Since Droid is a brand owned by Verizon, all devices baring the moniker are exclusive to the big red carrier. As usual, Verizon has loaded a cluster of its apps onto the Droid DNA, none of which are particularly useful, or removable.
None of this stuff would be egregious if wasn't for the fact that storage on the Droid DNA is at something of a premium. There's just 16GB of internal space, with no microSD option, meaning every proprietary app jammed on the handset is taking space away from the consumer. That's our only real issue with these carrier apps.
The Droid DNA is a very good smartphone, thanks to beefy hardware and Android 4.1: Jelly Bean.
It's also a very big smartphone. Coming in at over 5-inches, it barely fits in a pocket. At that size, it might be something of a niche device, but its one we recommend with few reservations.
The overall performance of the Droid DNA is very impressive. A quad-core smartphone is nothing new, but 2GB of RAM is.

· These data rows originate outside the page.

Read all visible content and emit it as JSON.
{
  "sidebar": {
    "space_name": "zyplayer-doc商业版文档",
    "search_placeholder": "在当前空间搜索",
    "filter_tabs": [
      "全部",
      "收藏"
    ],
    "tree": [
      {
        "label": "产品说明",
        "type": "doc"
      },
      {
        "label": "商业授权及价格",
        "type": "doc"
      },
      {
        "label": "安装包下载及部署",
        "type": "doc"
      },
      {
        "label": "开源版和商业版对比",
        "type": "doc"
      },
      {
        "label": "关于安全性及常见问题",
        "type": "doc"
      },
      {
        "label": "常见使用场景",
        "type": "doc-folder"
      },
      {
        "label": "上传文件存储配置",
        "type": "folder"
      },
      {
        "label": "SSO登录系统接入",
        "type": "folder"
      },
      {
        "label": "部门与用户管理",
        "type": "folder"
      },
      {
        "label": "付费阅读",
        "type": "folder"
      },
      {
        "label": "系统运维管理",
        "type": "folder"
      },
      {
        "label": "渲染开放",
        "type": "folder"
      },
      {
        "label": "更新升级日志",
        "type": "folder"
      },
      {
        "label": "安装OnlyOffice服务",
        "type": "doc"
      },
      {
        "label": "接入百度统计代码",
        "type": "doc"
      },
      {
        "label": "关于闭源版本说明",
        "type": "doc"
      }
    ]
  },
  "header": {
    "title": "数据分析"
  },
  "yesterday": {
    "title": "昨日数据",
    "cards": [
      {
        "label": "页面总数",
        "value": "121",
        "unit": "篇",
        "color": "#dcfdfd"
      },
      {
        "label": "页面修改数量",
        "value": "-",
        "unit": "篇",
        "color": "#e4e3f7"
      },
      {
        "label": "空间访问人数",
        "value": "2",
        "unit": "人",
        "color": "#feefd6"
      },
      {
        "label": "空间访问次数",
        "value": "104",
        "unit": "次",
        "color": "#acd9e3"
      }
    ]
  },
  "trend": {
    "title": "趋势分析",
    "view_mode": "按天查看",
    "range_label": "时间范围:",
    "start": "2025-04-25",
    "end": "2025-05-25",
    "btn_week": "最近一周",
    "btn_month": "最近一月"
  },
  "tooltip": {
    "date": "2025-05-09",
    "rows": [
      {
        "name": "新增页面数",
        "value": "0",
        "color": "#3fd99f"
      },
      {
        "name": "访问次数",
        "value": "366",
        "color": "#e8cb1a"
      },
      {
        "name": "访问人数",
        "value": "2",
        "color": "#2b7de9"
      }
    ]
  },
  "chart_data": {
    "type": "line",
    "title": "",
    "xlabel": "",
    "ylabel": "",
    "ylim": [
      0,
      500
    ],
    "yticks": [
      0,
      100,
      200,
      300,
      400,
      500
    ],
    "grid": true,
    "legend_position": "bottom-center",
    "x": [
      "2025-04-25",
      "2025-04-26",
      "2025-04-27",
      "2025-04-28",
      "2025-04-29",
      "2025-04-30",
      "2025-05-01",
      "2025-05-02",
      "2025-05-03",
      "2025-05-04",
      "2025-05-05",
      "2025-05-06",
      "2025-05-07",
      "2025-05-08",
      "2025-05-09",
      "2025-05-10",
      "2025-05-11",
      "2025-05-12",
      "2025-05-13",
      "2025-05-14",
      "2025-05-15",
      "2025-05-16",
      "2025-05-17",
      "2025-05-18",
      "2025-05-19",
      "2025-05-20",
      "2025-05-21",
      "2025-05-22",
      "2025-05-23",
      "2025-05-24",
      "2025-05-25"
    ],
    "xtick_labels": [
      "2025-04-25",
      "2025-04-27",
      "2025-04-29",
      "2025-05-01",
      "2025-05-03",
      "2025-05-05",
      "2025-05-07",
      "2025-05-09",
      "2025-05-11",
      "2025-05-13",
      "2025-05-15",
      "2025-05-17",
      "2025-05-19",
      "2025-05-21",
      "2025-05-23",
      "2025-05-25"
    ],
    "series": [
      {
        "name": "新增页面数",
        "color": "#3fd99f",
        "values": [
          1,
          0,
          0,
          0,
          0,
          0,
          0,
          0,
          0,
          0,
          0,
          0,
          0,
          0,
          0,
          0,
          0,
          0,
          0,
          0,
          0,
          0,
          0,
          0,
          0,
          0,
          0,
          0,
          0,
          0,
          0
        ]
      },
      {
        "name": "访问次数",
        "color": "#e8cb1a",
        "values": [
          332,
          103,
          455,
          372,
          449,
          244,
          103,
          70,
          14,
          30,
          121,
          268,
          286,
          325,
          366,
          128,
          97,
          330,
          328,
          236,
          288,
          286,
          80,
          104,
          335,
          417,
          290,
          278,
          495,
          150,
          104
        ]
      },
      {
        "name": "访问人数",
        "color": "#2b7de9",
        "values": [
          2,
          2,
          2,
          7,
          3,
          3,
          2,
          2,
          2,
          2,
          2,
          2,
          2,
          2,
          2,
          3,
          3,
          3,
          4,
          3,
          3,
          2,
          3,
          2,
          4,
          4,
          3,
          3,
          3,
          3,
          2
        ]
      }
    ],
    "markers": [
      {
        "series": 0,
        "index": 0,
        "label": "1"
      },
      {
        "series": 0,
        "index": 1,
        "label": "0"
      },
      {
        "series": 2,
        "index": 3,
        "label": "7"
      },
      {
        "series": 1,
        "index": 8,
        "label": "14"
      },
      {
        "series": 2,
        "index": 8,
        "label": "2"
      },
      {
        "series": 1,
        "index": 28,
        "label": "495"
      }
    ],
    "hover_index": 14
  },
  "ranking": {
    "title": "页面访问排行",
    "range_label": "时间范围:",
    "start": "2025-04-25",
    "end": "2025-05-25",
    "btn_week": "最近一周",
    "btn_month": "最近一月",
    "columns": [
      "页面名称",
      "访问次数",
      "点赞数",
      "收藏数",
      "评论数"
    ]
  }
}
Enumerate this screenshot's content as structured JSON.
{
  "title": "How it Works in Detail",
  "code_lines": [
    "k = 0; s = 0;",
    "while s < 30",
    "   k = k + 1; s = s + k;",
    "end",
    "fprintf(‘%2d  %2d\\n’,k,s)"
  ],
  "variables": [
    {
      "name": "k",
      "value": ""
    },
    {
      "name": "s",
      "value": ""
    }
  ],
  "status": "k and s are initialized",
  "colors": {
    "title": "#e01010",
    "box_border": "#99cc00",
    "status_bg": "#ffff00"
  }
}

These specs show from the minute you boot up the DNA and start flying across its panels. Standard apps open in the blink of an eye, and the load times on games are a breeze.
Verizon's 4G LTE service is just as quick. The DNA is exclusive to the big red carrier, and benefits from its stellar data service and reliable call quality. There's still the gripe about the lack of unlimited data plans, but we're learning to live with that.
The DNA's screen is one of the best on the market. It's full 1080p, and with 440 ppi, it edges out the iPhone 5's retina display for sheer pixel density. Some users may prefer the way the Galaxy S3 and Droid Razr HD amp up and over-saturate colors, but we prefer the true to life approach.
It also has a great camera. Even in low light, it manages to fill the frame with color. It's one of many in a long line of HTC phones with high quality image capturing.
It's a handsome phone with just the right amount of flash. The unibody design gives it a clean, simple look. The price is right, too. At $199 with new contract, the DNA is one of the best deals you'll find on Verizon.
The amount of storage on the DNA is disappointing. 16GB is not a lot after you factor in the OS, especially on a phone that seems built for media consumption.
It's the lack of removable storage that really gets us. We know the phone benefits by its sealed body design, achieving a relatively slight frame, but the DNA needed either a big hard drive or microSD support. Sadly, it got neither, and it makes us wonder if HTC will introduce a 32 or 64GB model, like they did with the One X+.
Then we come to HTC's Sense 4+ UI. It's not bad, we just prefer the way good old fashion Android lays most things out. HTC's flagship time and weather widget is charming, though.
The battery was merely ok, which is not surprising on a 4G LTE phone with a humongous screen, but better than other HTC devices like the One X+ Still, if you go easy on the media streaming, the DNA will get you through the day just fine. If you plan to game a lot, say on the train to work, consider a second charger for the office.
Lastly, the buttons the DNA are just a little too flush. We appreciate that it has a slim, no snag profile, but it's rather hard to press the unlock button. It doesn't help that it's on the top, either. The phone is so big that it's hard to get a solid grip and reach the top – note that this complaint is coming from someone with big hands.
The Droid DNA is a very good phone. Its hardware performance is the definition of consistency, giving snappy load times and overall excellent performance.
Its sheer size makes it a bit of niche device, since its not easy to stuff in a pocket or manipulate with one hand. The lower-end storage size will likely have media mongerers shuffling files more often than they'd like, but it's worth it for that glorious 5-inch, 1080p screen.
A few flaws aside, the Droid DNA by HTC is one of the best phones HTC has ever produced. Now if only it had the One X+'s larger hard drive size, then it might be the best phone on Verizon. As it stands, it's more like one of the best deals. You can't get more performance for $199 than with the DNA - for now, at least.